LA VIE MATÉRIELLE de Marguerite Duras. Adaptation Michel Monnereau. Mise en scène et création lumière William Mesguich. Avec Catherine Artigala.
L’illusion est parfaite. Bercés par le clapotis assourdi des vagues, nous sommes plus chanceux que ces inconditionnels qui venaient sonner à la porte de Marguerite Duras dans le vain espoir d’être reçus. Catherine Artigala remplit la scène de sa présence mais c’est bien Marguerite qui se tient là, ses célèbres lunettes posées sur le nez, vêtue d’un « uniforme pour passer inaperçue », et nous l’écoutons, tout de suite captivés.
Elle se confie, installée dans son appartement des Roches noires à Trouville où elle reçut en 1980 un appel téléphonique d’un certain Yann Andréa, un admirateur avec lequel elle correspond. Il lui demande s’il peut venir. Elle accepte. Il vient et il reste. De trente-six ans son cadet, « c’était une folie » concède-t-elle… Elle n’a pas toujours répondu à ce genre de propositions venues de jeunes gens transis devant la femme qui se cachait derrière la romancière, à considérer son étonnement amusé face à celui qui la prévint du jour et de l’heure de sa venue et de ses intentions amoureuses et qui, trouvant porte close, resta toute la journée sur le seuil !
La vie de Marguerite Duras est à l’image de sa réponse au désir des hommes, complexe et intense. Son comportement fut toujours paradoxal face aux événements, admirative d’une mère ruinée, mais sans émotion devant sa mort, une attitude toujours décalée, voire provocante mais volontairement en retrait, incapable de s’épanouir dans une société qu’elle ne comprend pas.

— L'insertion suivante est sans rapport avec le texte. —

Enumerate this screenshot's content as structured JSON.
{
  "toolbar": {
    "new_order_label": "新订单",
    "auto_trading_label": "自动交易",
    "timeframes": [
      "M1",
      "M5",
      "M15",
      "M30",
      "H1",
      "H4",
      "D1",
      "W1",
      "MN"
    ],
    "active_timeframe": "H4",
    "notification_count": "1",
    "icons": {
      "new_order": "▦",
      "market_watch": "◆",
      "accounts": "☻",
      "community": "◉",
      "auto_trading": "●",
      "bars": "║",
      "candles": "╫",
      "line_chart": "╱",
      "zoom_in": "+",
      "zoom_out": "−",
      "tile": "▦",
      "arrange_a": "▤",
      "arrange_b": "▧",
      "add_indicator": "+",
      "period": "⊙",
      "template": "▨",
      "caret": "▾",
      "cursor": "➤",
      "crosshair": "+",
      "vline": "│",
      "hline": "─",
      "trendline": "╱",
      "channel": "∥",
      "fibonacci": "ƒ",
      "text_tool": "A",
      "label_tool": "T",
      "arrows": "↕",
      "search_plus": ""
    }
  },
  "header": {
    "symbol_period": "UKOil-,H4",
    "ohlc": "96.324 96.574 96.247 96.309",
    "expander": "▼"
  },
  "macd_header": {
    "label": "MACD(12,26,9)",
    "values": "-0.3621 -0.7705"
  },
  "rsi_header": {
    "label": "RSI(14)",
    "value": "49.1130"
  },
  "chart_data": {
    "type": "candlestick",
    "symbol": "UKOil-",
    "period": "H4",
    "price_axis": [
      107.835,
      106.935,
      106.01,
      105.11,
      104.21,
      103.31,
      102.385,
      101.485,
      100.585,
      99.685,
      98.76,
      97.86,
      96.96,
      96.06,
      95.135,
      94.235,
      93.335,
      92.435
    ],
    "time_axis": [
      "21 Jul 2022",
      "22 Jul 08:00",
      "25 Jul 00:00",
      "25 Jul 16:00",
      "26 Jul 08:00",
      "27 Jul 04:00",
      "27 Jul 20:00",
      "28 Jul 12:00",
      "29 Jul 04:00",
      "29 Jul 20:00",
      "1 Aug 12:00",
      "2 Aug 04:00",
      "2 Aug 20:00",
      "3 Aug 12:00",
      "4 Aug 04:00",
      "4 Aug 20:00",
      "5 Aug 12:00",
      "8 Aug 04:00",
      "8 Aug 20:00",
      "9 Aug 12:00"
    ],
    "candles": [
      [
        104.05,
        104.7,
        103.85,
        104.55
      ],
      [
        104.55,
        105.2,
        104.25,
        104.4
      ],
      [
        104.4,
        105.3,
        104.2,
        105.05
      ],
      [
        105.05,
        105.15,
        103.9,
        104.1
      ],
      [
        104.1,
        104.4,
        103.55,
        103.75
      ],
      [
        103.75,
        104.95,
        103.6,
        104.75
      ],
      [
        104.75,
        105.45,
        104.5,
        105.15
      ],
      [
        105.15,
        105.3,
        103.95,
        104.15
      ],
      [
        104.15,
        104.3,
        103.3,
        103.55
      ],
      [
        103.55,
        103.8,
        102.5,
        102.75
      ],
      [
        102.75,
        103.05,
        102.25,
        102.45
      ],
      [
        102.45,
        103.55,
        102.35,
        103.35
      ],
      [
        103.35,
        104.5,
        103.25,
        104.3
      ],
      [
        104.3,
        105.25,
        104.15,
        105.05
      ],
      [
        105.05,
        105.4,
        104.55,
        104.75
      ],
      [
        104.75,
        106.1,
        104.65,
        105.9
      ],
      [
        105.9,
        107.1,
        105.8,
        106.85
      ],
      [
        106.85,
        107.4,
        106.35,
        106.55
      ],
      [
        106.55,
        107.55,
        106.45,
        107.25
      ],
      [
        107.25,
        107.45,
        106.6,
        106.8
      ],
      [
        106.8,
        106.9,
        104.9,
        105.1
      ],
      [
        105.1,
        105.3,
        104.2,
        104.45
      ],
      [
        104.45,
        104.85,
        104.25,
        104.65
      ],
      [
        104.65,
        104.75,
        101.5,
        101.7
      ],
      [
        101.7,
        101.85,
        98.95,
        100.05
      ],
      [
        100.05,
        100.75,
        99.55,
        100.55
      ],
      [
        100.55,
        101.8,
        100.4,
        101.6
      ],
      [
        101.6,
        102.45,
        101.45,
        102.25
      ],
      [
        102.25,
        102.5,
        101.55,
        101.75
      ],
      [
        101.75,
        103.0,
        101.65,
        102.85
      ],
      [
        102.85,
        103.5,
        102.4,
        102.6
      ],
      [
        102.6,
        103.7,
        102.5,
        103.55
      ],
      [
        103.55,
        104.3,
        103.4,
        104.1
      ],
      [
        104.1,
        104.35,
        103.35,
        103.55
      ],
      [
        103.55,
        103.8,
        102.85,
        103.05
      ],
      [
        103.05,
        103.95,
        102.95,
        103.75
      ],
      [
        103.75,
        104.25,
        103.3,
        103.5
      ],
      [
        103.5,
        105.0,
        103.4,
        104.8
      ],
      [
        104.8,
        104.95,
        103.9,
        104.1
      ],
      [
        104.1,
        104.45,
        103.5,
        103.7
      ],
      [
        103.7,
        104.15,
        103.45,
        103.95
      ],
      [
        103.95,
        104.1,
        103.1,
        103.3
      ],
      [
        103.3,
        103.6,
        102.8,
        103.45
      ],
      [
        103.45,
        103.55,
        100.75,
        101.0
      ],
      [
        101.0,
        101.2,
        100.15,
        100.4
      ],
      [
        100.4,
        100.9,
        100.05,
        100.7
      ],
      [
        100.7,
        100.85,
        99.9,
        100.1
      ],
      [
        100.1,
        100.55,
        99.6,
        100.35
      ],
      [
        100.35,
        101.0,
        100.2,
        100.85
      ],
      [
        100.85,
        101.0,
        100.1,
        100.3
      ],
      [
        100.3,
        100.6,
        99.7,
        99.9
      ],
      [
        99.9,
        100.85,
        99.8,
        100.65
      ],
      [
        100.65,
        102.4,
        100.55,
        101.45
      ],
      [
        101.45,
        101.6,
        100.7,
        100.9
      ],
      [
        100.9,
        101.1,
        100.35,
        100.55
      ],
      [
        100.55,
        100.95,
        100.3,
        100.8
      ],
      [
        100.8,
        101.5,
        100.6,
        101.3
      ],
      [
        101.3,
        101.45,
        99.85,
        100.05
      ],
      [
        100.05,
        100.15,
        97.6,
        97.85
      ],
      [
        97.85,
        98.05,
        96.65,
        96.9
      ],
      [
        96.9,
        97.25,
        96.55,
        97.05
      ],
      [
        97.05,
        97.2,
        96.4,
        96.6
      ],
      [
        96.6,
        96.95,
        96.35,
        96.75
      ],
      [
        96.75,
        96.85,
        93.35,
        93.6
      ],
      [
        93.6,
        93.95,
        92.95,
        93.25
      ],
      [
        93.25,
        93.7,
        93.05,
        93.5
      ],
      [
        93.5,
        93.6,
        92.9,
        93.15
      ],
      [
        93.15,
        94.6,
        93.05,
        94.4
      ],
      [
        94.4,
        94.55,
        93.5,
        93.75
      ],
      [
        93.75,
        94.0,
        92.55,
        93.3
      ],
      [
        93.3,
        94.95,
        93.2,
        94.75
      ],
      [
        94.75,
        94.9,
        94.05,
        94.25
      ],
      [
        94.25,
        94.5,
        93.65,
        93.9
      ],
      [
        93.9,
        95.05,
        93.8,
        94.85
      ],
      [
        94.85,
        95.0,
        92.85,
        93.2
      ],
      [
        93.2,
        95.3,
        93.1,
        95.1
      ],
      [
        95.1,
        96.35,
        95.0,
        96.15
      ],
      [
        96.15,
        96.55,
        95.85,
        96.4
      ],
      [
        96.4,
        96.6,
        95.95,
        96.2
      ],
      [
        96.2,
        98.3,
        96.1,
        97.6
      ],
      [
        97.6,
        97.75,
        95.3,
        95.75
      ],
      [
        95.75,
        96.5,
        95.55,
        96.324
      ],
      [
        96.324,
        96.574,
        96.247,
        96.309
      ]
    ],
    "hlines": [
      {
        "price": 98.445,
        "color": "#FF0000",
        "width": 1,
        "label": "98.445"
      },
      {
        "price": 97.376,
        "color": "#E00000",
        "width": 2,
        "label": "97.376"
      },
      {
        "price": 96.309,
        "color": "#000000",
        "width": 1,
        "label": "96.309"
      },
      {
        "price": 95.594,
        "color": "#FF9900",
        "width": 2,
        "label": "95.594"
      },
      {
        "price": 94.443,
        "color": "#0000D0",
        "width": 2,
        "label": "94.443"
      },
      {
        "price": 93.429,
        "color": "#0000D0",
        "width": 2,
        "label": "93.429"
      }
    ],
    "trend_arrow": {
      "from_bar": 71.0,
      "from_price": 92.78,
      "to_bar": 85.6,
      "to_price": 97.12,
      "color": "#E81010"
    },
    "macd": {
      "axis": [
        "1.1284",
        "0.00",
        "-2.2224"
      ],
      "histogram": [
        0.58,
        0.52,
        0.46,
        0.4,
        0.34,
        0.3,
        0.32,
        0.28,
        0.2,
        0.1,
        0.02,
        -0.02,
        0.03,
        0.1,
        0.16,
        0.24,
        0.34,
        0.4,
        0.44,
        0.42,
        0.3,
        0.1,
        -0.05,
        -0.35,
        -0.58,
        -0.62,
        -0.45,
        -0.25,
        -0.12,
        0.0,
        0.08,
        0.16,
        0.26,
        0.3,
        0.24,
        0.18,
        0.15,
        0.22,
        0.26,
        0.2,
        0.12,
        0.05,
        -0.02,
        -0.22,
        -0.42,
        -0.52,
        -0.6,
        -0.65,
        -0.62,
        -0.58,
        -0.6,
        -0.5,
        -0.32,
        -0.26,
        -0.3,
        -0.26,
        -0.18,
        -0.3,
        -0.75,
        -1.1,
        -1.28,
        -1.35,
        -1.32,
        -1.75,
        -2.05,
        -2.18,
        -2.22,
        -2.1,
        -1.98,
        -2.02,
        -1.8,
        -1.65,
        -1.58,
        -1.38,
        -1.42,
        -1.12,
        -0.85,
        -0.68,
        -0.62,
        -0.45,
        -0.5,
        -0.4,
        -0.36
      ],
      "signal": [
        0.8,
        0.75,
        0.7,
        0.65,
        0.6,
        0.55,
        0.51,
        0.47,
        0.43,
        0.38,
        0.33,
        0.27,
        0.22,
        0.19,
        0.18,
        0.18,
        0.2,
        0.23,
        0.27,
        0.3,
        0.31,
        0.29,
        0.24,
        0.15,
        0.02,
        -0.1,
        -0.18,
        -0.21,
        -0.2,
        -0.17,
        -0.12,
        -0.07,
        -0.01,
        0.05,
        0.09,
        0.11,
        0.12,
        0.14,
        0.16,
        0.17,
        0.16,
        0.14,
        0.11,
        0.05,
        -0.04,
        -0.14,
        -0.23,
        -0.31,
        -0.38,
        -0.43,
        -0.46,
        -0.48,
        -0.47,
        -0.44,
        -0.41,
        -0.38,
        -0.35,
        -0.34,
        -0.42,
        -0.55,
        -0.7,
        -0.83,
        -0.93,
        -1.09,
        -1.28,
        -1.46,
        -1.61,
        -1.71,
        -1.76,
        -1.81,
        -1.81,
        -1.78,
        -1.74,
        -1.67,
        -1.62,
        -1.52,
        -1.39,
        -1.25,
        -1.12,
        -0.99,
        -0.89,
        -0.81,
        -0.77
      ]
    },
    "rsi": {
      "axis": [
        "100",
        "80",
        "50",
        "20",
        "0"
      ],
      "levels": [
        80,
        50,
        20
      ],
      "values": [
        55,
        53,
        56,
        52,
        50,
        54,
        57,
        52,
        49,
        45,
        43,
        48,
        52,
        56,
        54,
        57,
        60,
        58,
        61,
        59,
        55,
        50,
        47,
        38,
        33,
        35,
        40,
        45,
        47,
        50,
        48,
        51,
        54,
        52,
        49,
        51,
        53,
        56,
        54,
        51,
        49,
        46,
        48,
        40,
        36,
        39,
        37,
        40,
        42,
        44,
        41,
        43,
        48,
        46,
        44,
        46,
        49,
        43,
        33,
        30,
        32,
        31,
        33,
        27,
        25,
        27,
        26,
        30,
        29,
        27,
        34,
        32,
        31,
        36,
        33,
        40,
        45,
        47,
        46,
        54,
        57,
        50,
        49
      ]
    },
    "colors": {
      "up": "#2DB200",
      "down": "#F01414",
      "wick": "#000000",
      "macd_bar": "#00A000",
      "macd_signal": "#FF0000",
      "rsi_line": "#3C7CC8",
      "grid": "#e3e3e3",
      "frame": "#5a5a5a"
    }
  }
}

Dans ce recueil de textes publié en 1987, Marguerite Duras remémore à bâtons rompus tout ce qui a façonné son existence, de son enfance en Indochine, à sa vie d’adulte à Paris, Neauphle-le-château ou Trouville. Abrupte, provocatrice, drôle ou émouvante, faisant référence aux personnages de ses romans d’inspiration autobiographique, elle expose sans tabou ses expériences amoureuses et sexuelles (l’Amant), son addiction à l’alcool, sa réflexion sur le rôle de la femme, épouse, mère ou amante (Un barrage contre le Pacifique) et commente des sujets plus terre-à-terre, comme les préoccupations de la vie quotidienne.
Pas un seul instant d’ennui dans cette intimité partagée. La sobriété de la mise en scène et des décors, les éclairages subtils invitent à l’écoute intense de ces confidences ciselées par Catherine Artigala qui sonde avec un rare talent l'âme et le cœur de Marguerite Duras. M-P P. Théâtre du Gymnase Marie Bell 10e.